Honda Prelude (1987-1992)

1987 erschien in Japan die dritte Generation des Prelude (Typcode BA4). Diese wurde die erfolgreichste der Prelude-Generationen.
 
Motorisiert war dieser Prelude mit einem 2,0-Liter-Aggregat, das in verschiedenen Leistungsstufen angeboten wurde. Im letzten Modelljahr gab es in Nordamerika und Japan für den „Si4“ einen leicht aufgebohrten DOHC-Motor.
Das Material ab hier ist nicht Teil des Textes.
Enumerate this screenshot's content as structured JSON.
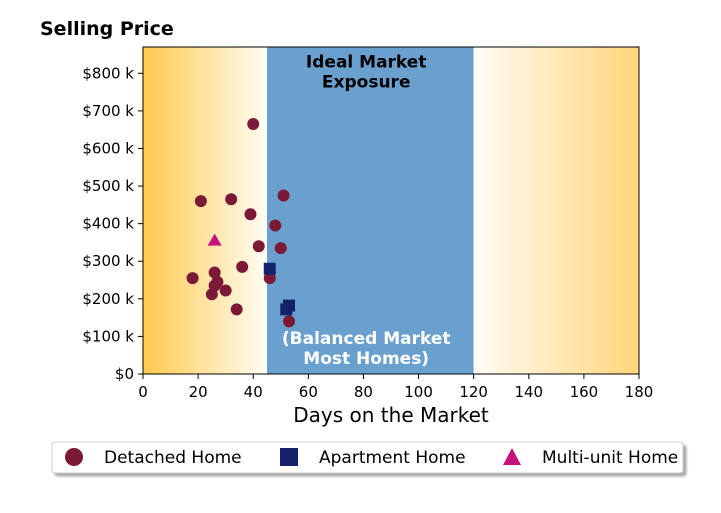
{
  "chart_data": {
    "type": "scatter",
    "title": "Selling Price",
    "xlabel": "Days on the Market",
    "ylabel": "",
    "xlim": [
      0,
      180
    ],
    "ylim": [
      0,
      870000
    ],
    "x_ticks": [
      0,
      20,
      40,
      60,
      80,
      100,
      120,
      140,
      160,
      180
    ],
    "x_tick_labels": [
      "0",
      "20",
      "40",
      "60",
      "80",
      "100",
      "120",
      "140",
      "160",
      "180"
    ],
    "y_ticks": [
      0,
      100000,
      200000,
      300000,
      400000,
      500000,
      600000,
      700000,
      800000
    ],
    "y_tick_labels": [
      "$0",
      "$100 k",
      "$200 k",
      "$300 k",
      "$400 k",
      "$500 k",
      "$600 k",
      "$700 k",
      "$800 k"
    ],
    "grid": false,
    "background_bands": [
      {
        "x_range": [
          0,
          45
        ],
        "style": "gradient",
        "color_from": "#ffc94d",
        "color_to": "#fffdf5"
      },
      {
        "x_range": [
          45,
          120
        ],
        "style": "solid",
        "color": "#6aa0cd"
      },
      {
        "x_range": [
          120,
          180
        ],
        "style": "gradient",
        "color_from": "#fffdf5",
        "color_to": "#ffd57a"
      }
    ],
    "annotations": [
      {
        "line1": "Ideal Market",
        "line2": "Exposure",
        "x": 81,
        "y": 815000,
        "color": "#000000"
      },
      {
        "line1": "(Balanced Market",
        "line2": "Most Homes)",
        "x": 81,
        "y": 80000,
        "color": "#ffffff"
      }
    ],
    "series": [
      {
        "name": "Detached Home",
        "marker": "circle",
        "color": "#7b1a37",
        "points": [
          {
            "x": 40,
            "y": 665000
          },
          {
            "x": 51,
            "y": 475000
          },
          {
            "x": 21,
            "y": 460000
          },
          {
            "x": 32,
            "y": 465000
          },
          {
            "x": 39,
            "y": 425000
          },
          {
            "x": 48,
            "y": 395000
          },
          {
            "x": 42,
            "y": 340000
          },
          {
            "x": 50,
            "y": 335000
          },
          {
            "x": 36,
            "y": 285000
          },
          {
            "x": 26,
            "y": 270000
          },
          {
            "x": 18,
            "y": 255000
          },
          {
            "x": 46,
            "y": 255000
          },
          {
            "x": 27,
            "y": 245000
          },
          {
            "x": 26,
            "y": 235000
          },
          {
            "x": 30,
            "y": 222000
          },
          {
            "x": 25,
            "y": 212000
          },
          {
            "x": 34,
            "y": 172000
          },
          {
            "x": 53,
            "y": 140000
          }
        ]
      },
      {
        "name": "Apartment Home",
        "marker": "square",
        "color": "#14226b",
        "points": [
          {
            "x": 46,
            "y": 280000
          },
          {
            "x": 53,
            "y": 182000
          },
          {
            "x": 52,
            "y": 172000
          }
        ]
      },
      {
        "name": "Multi-unit Home",
        "marker": "triangle",
        "color": "#c4127a",
        "points": [
          {
            "x": 26,
            "y": 355000
          }
        ]
      }
    ],
    "legend_position": "bottom"
  }
}
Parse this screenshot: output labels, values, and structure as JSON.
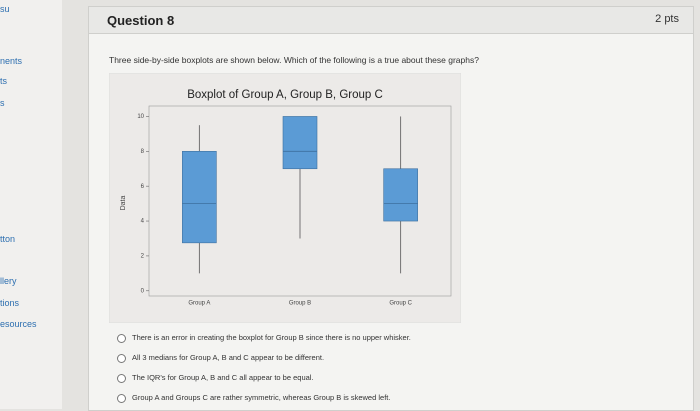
{
  "sidebar": [
    "su",
    "nents",
    "ts",
    "s",
    "tton",
    "llery",
    "tions",
    "esources"
  ],
  "question": {
    "title": "Question 8",
    "points": "2 pts",
    "prompt": "Three side-by-side boxplots are shown below. Which of the following is a true about these graphs?",
    "chart": {
      "type": "boxplot",
      "title": "Boxplot of Group A, Group B, Group C",
      "y_label": "Data",
      "categories": [
        "Group A",
        "Group B",
        "Group C"
      ],
      "color": "#5b9bd5",
      "ylim": [
        -0.3,
        10.6
      ],
      "yticks": [
        0,
        2,
        4,
        6,
        8,
        10
      ],
      "min": [
        1,
        3,
        1
      ],
      "q1": [
        2.75,
        7,
        4
      ],
      "median": [
        5,
        8,
        5
      ],
      "q3": [
        8,
        10,
        7
      ],
      "max": [
        9.5,
        10,
        10
      ]
    },
    "options": [
      "There is an error in creating the boxplot for Group B since there is no upper whisker.",
      "All 3 medians for Group A, B and C appear to be different.",
      "The IQR's for Group A, B and C all appear to be equal.",
      "Group A and Groups C are rather symmetric, whereas Group B is skewed left."
    ]
  }
}
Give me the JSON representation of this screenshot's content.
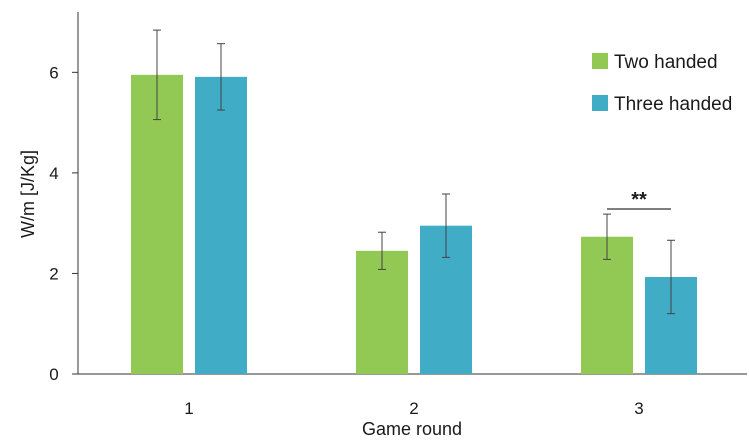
{
  "chart_data": {
    "type": "bar",
    "categories": [
      "1",
      "2",
      "3"
    ],
    "series": [
      {
        "name": "Two handed",
        "color": "#92c954",
        "values": [
          5.95,
          2.45,
          2.73
        ],
        "errors": [
          0.89,
          0.37,
          0.45
        ]
      },
      {
        "name": "Three handed",
        "color": "#41acc6",
        "values": [
          5.91,
          2.95,
          1.93
        ],
        "errors": [
          0.66,
          0.63,
          0.73
        ]
      }
    ],
    "xlabel": "Game round",
    "ylabel": "W/m [J/Kg]",
    "ylim": [
      0,
      7.2
    ],
    "yticks": [
      "0",
      "2",
      "4",
      "6"
    ],
    "grid": false,
    "legend_position": "top-right",
    "annotations": [
      {
        "text": "**",
        "category": "3",
        "between_series": [
          "Two handed",
          "Three handed"
        ]
      }
    ]
  }
}
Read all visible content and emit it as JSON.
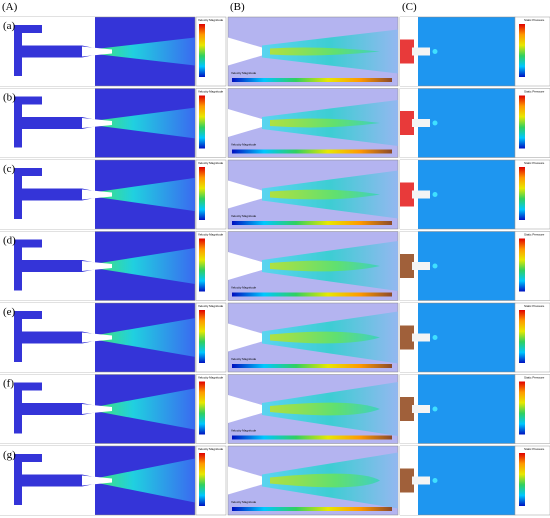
{
  "headers": [
    "(A)",
    "(B)",
    "(C)"
  ],
  "rows": [
    {
      "label": "(a)"
    },
    {
      "label": "(b)"
    },
    {
      "label": "(c)"
    },
    {
      "label": "(d)"
    },
    {
      "label": "(e)"
    },
    {
      "label": "(f)"
    },
    {
      "label": "(g)"
    }
  ],
  "colorbar_titles": {
    "velocity": "Velocity Magnitude",
    "pressure": "Static Pressure"
  }
}
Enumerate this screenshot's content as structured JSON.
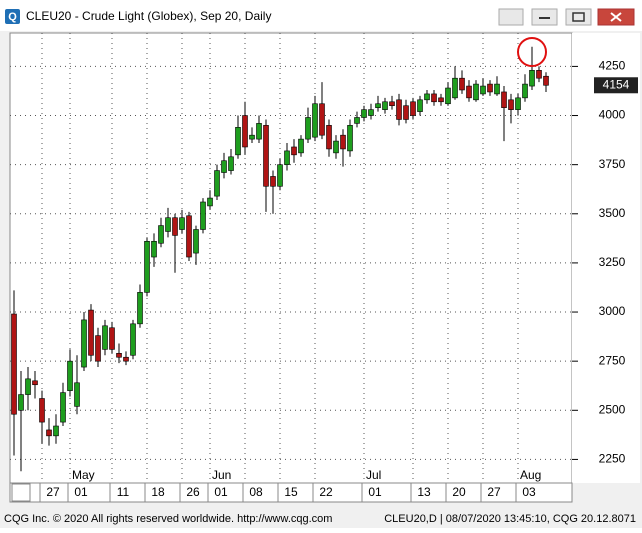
{
  "window": {
    "title": "CLEU20 - Crude Light (Globex), Sep 20, Daily",
    "icon": "Q"
  },
  "footer": {
    "left": "CQG Inc. © 2020 All rights reserved worldwide. http://www.cqg.com",
    "right": "CLEU20,D | 08/07/2020 13:45:10, CQG 20.12.8071"
  },
  "chart_data": {
    "type": "candlestick",
    "categories": [
      null,
      null,
      null,
      null,
      "27",
      null,
      null,
      null,
      "01",
      null,
      null,
      null,
      null,
      null,
      "11",
      null,
      null,
      null,
      null,
      "18",
      null,
      null,
      null,
      null,
      "26",
      null,
      null,
      null,
      "01",
      null,
      null,
      null,
      null,
      "08",
      null,
      null,
      null,
      null,
      "15",
      null,
      null,
      null,
      null,
      "22",
      null,
      null,
      null,
      null,
      null,
      null,
      "01",
      null,
      null,
      null,
      null,
      null,
      null,
      "13",
      null,
      null,
      null,
      null,
      "20",
      null,
      null,
      null,
      null,
      "27",
      null,
      null,
      null,
      null,
      "03",
      null,
      null,
      null,
      null
    ],
    "months": [
      "May",
      "Jun",
      "Jul",
      "Aug"
    ],
    "open": [
      2990,
      2500,
      2580,
      2650,
      2560,
      2400,
      2370,
      2440,
      2600,
      2520,
      2720,
      3010,
      2880,
      2810,
      2920,
      2790,
      2770,
      2780,
      2940,
      3100,
      3280,
      3350,
      3410,
      3480,
      3420,
      3490,
      3300,
      3420,
      3540,
      3590,
      3710,
      3720,
      3800,
      4000,
      3880,
      3880,
      3950,
      3690,
      3640,
      3750,
      3840,
      3810,
      3880,
      3890,
      4060,
      3950,
      3810,
      3900,
      3820,
      3960,
      3990,
      4000,
      4040,
      4030,
      4070,
      4080,
      4050,
      4070,
      4020,
      4080,
      4110,
      4090,
      4060,
      4090,
      4190,
      4150,
      4080,
      4110,
      4160,
      4110,
      4120,
      4080,
      4030,
      4090,
      4150,
      4230,
      4200
    ],
    "high": [
      3110,
      2700,
      2720,
      2700,
      2600,
      2460,
      2480,
      2640,
      2810,
      2780,
      3000,
      3040,
      2920,
      2960,
      2950,
      2840,
      2800,
      2960,
      3140,
      3380,
      3400,
      3480,
      3530,
      3500,
      3520,
      3510,
      3440,
      3580,
      3620,
      3750,
      3810,
      3830,
      4000,
      4070,
      3940,
      4000,
      3980,
      3720,
      3780,
      3860,
      3880,
      3900,
      4040,
      4100,
      4170,
      3980,
      3900,
      3930,
      3980,
      4020,
      4050,
      4060,
      4100,
      4090,
      4100,
      4110,
      4080,
      4090,
      4100,
      4130,
      4130,
      4110,
      4170,
      4250,
      4230,
      4180,
      4180,
      4190,
      4180,
      4200,
      4150,
      4110,
      4110,
      4210,
      4350,
      4250,
      4220
    ],
    "low": [
      2270,
      2190,
      2500,
      2560,
      2330,
      2320,
      2330,
      2420,
      2570,
      2480,
      2700,
      2750,
      2720,
      2780,
      2790,
      2740,
      2730,
      2760,
      2920,
      3080,
      3230,
      3330,
      3380,
      3200,
      3400,
      3260,
      3240,
      3400,
      3520,
      3570,
      3680,
      3700,
      3780,
      3800,
      3860,
      3860,
      3510,
      3500,
      3620,
      3720,
      3760,
      3790,
      3860,
      3870,
      3880,
      3790,
      3780,
      3740,
      3790,
      3940,
      3970,
      3980,
      4020,
      4010,
      4030,
      3950,
      3960,
      3980,
      4000,
      4060,
      4050,
      4050,
      4050,
      4080,
      4110,
      4070,
      4070,
      4100,
      4100,
      4100,
      3870,
      3960,
      4000,
      4070,
      4130,
      4170,
      4120
    ],
    "close": [
      2480,
      2580,
      2660,
      2630,
      2440,
      2370,
      2420,
      2590,
      2750,
      2640,
      2960,
      2780,
      2750,
      2930,
      2810,
      2770,
      2750,
      2940,
      3100,
      3360,
      3360,
      3440,
      3480,
      3390,
      3480,
      3280,
      3420,
      3560,
      3580,
      3720,
      3770,
      3790,
      3940,
      3840,
      3900,
      3960,
      3640,
      3640,
      3750,
      3820,
      3800,
      3880,
      3990,
      4060,
      3900,
      3830,
      3870,
      3830,
      3950,
      3990,
      4030,
      4030,
      4060,
      4070,
      4050,
      3980,
      3980,
      4000,
      4080,
      4110,
      4070,
      4070,
      4140,
      4190,
      4130,
      4090,
      4160,
      4150,
      4120,
      4160,
      4040,
      4030,
      4090,
      4160,
      4230,
      4190,
      4154
    ],
    "up_color": "#1e9e1e",
    "down_color": "#b01414",
    "ylim": [
      2130,
      4420
    ],
    "yticks": [
      2250,
      2500,
      2750,
      3000,
      3250,
      3500,
      3750,
      4000,
      4250
    ],
    "grid": true,
    "last_price": 4154
  }
}
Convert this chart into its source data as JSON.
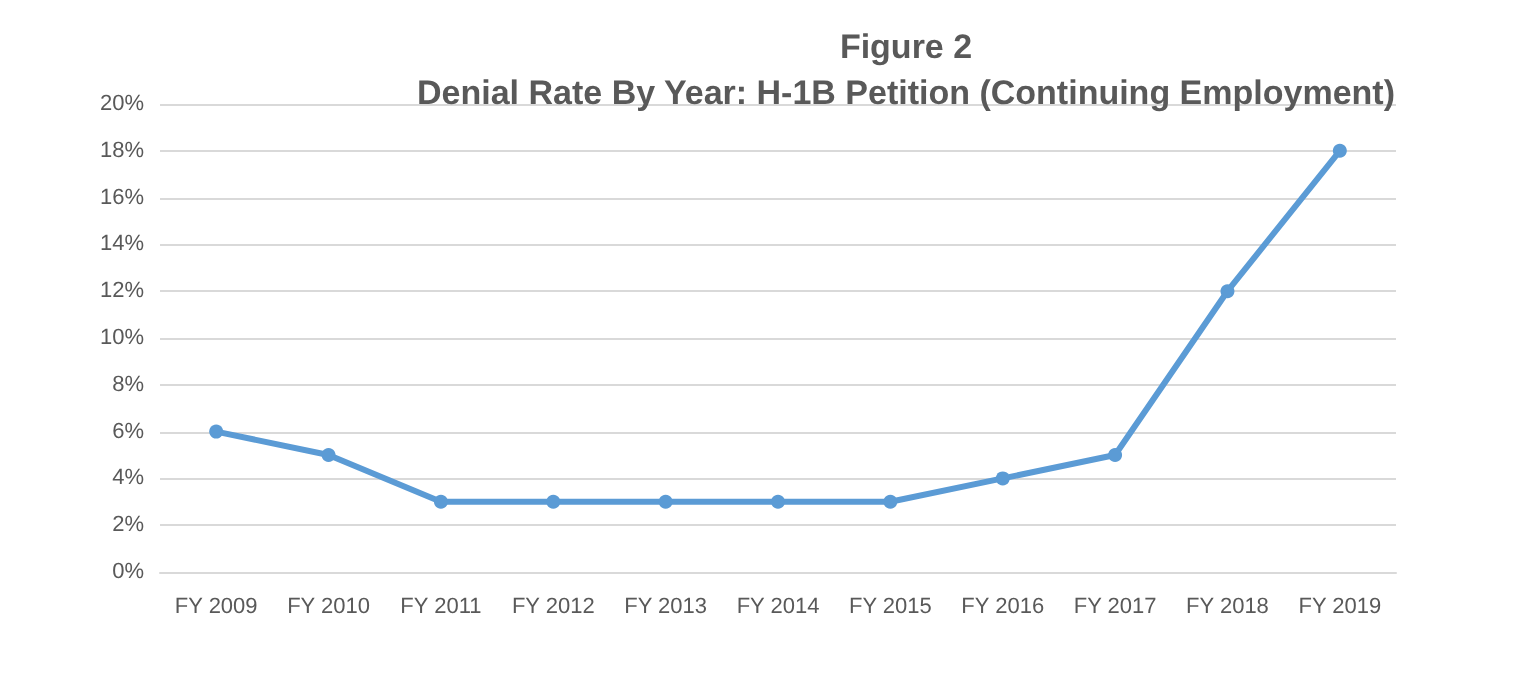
{
  "chart_data": {
    "type": "line",
    "title": "Figure 2",
    "subtitle": "Denial Rate By Year: H-1B Petition (Continuing Employment)",
    "categories": [
      "FY 2009",
      "FY 2010",
      "FY 2011",
      "FY 2012",
      "FY 2013",
      "FY 2014",
      "FY 2015",
      "FY 2016",
      "FY 2017",
      "FY 2018",
      "FY 2019"
    ],
    "series": [
      {
        "color": "#5b9bd5",
        "values": [
          6,
          5,
          3,
          3,
          3,
          3,
          3,
          4,
          5,
          12,
          18
        ]
      }
    ],
    "ylim": [
      0,
      20
    ],
    "yticks": [
      {
        "value": 0,
        "label": "0%"
      },
      {
        "value": 2,
        "label": "2%"
      },
      {
        "value": 4,
        "label": "4%"
      },
      {
        "value": 6,
        "label": "6%"
      },
      {
        "value": 8,
        "label": "8%"
      },
      {
        "value": 10,
        "label": "10%"
      },
      {
        "value": 12,
        "label": "12%"
      },
      {
        "value": 14,
        "label": "14%"
      },
      {
        "value": 16,
        "label": "16%"
      },
      {
        "value": 18,
        "label": "18%"
      },
      {
        "value": 20,
        "label": "20%"
      }
    ],
    "grid": "y",
    "marker": "circle",
    "line_style": "solid"
  }
}
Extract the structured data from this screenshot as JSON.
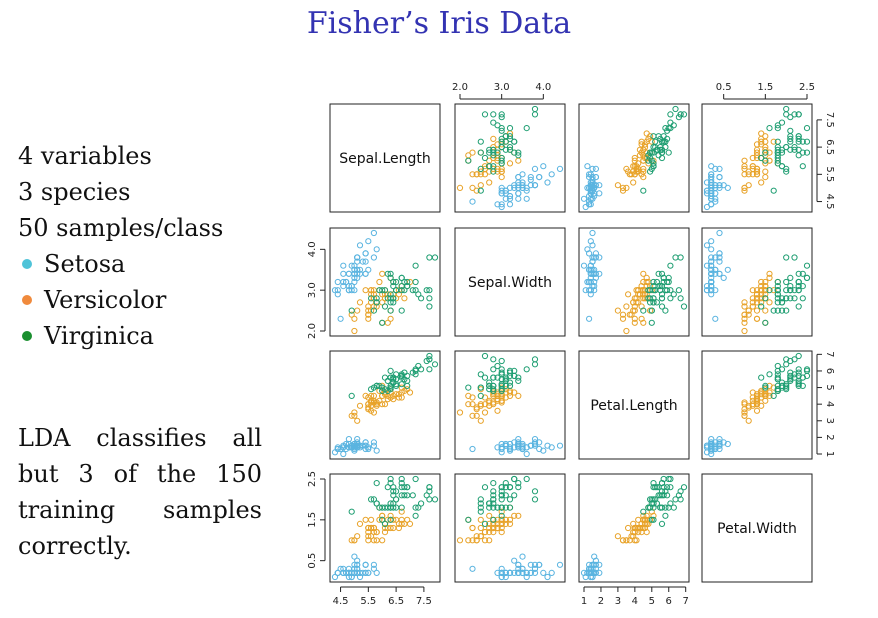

Kombiniert wurden diese Motoren entweder mit einem manuellen Fünfgang-Getriebe oder der Vierstufen-Automatik.
 
Die technische Neuerung dieses Prelude war die erste in einem Serien-Fahrzeug lieferbare, lenkwinkelabhängige mechanische Vierrad-Lenkung. Diese Technik bewirkte eine verbesserte Kurvenlage sowie einen um etwa einen Meter verringerten Wendekreis. Bei Honda wird dieses System 4WS (Four-WheelSteering) genannt.
 
1989 bekam der Prelude ein Facelift mit weißen Blinkern vorn und hinten sowie überarbeiteten Armaturen. Die Leistung des Spitzenmodells wurde von 101 kW (137 PS) auf 103 kW (140 PS) gesteigert. Auf dem japanischen Markt erschien zusätzlich ein Modell namens Prelude „INX“ und der „Si“ mit dem sogenannten TCV (integriert TCS mit 4WS, ABS und einem Sperrdifferential). In Australien wurde der Prelude vom Wheels Magazine zum „Car of the Year 1987“ gewählt.